Tuesday, March 22, 2011

Snapshot Stories

One of my absolute favorite commercials is Google's “Parisian Love.” It tells an incredibly sweet story without showing anything more than a series of Google searches. Yet it's so effective because we're wired to search for the connecting factors. We're good at filling in the details.

Have you ever seen a collection of photographs that tell a story? If you saw three shots, one of a girl posing in front of a pool, the next of her little brother sneaking up behind her, and the third of her splashing around in the water, you would probably have a pretty good idea of what happened, even if you hadn't actually seen her brother push her into the pool.

So what does this have to do with writing?

Well, often the characters that we're writing about are absorbed in their own situations and might not be very observant of the other people in their lives. But just because a POV character isn't keeping up a running commentary on the life and times of every friend and neighbor, that doesn't mean the reader can't be allowed to see glimpses of the stories happening to those minor characters.

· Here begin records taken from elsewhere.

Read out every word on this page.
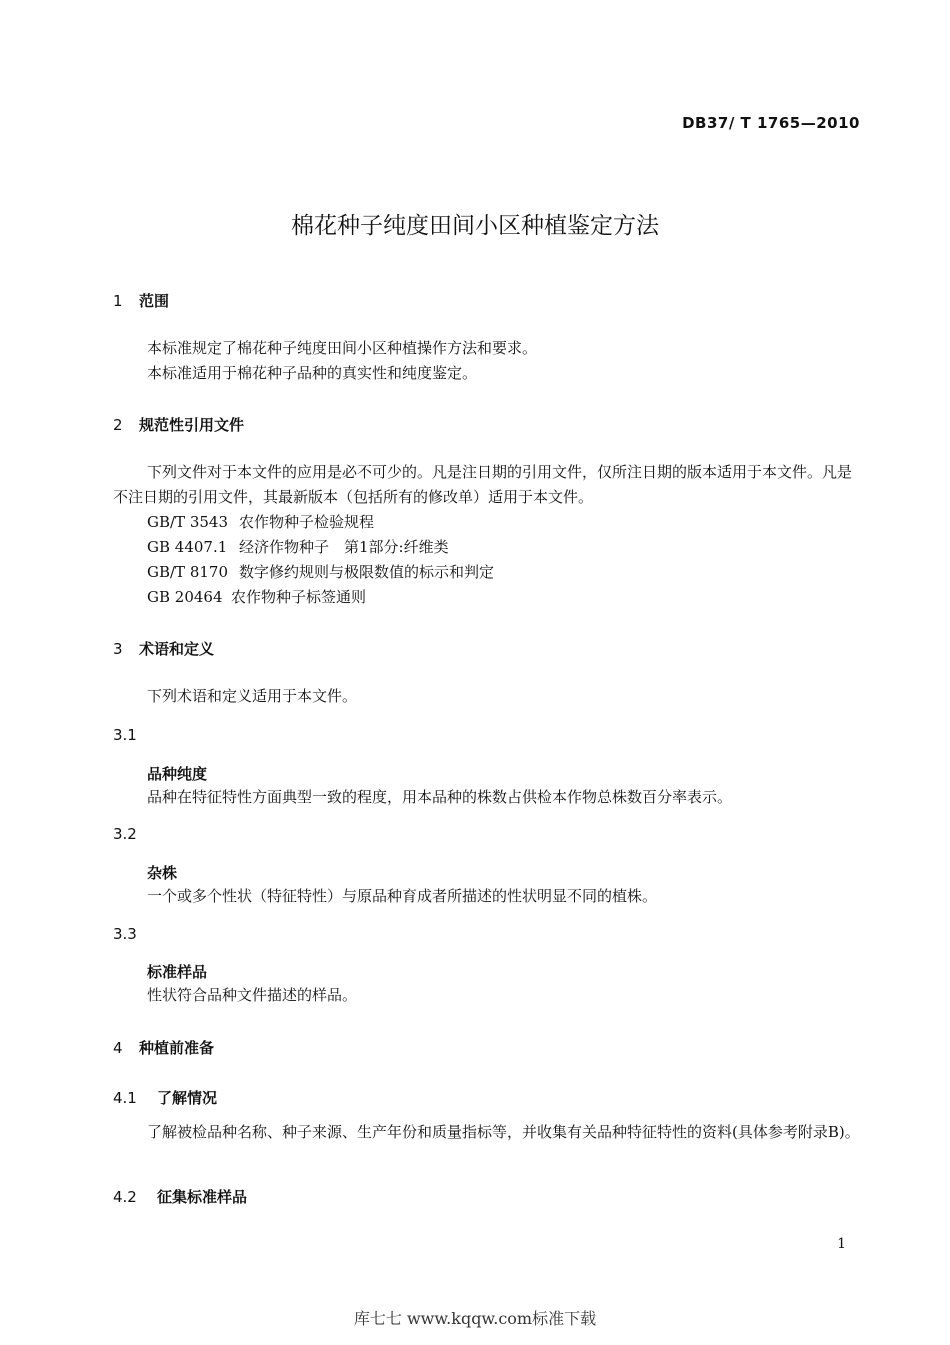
DB37/ T 1765—2010
棉花种子纯度田间小区种植鉴定方法
1 范围
本标准规定了棉花种子纯度田间小区种植操作方法和要求。
本标准适用于棉花种子品种的真实性和纯度鉴定。
2 规范性引用文件
下列文件对于本文件的应用是必不可少的。凡是注日期的引用文件，仅所注日期的版本适用于本文件。凡是不注日期的引用文件，其最新版本（包括所有的修改单）适用于本文件。
GB/T 3543 农作物种子检验规程
GB 4407.1 经济作物种子　第1部分:纤维类
GB/T 8170 数字修约规则与极限数值的标示和判定
GB 20464 农作物种子标签通则
3 术语和定义
下列术语和定义适用于本文件。
3.1
品种纯度
品种在特征特性方面典型一致的程度，用本品种的株数占供检本作物总株数百分率表示。
3.2
杂株
一个或多个性状（特征特性）与原品种育成者所描述的性状明显不同的植株。
3.3
标准样品
性状符合品种文件描述的样品。
4 种植前准备
4.1 了解情况
了解被检品种名称、种子来源、生产年份和质量指标等，并收集有关品种特征特性的资料(具体参考附录B)。
4.2 征集标准样品
1
库七七 www.kqqw.com标准下载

For example, a POV character could find out that one of the major industries in her town is laying off several hundred employees. Then maybe she drives by a neighbor's yard sale a few weeks later and considers stopping to look at the nice TV he's selling but decides against it. And then maybe a few weeks after that she sees that the sports car in his driveway has been replaced with a beater. And perhaps after a few months there's a foreclosure sign on the house.

The character doesn't even have to know the owner of that house for us to get a good picture of the story happening in this neighbor's life. The POV character may not even think about the tragedy unfolding for this neighbor, but the reader will notice and feel that the book has an extra layer of authenticity.

So if you're struggling to bring some extra color and life to your book, consider the stories happening in the periphery of the main plot and try to come up with a way to slip those other stories into the narrative.

Do you have any minor characters who have been giving you trouble lately? Could you liven them up a bit by given them their own stories?


  1. Excellent point and suggestion!

  2. If I can make a suggestion along these lines (albeit mildly self-serving), check out Hint Fiction. It's all stories that are 25 words or less that hint at a larger story.

  3. Funny you should mention this, Audrey, as I really enjoy that "extra layer of authenticity" in my reading. But when I tried incorporating it in my own writing I got a lot of, "Is this character going to eventually get drawn into the story," or "Are we going to hear more about (so and so) later on?" At the time I felt like those asking the question were missing the point but in retrospect I was probably not going about it subtly enough.
    Try, try again! ;)

  4. I suppose there's a fine line between environmental details and details that are advancing the story. You're right--subtlety is key. And it's one of the hardest things to achieve in writing.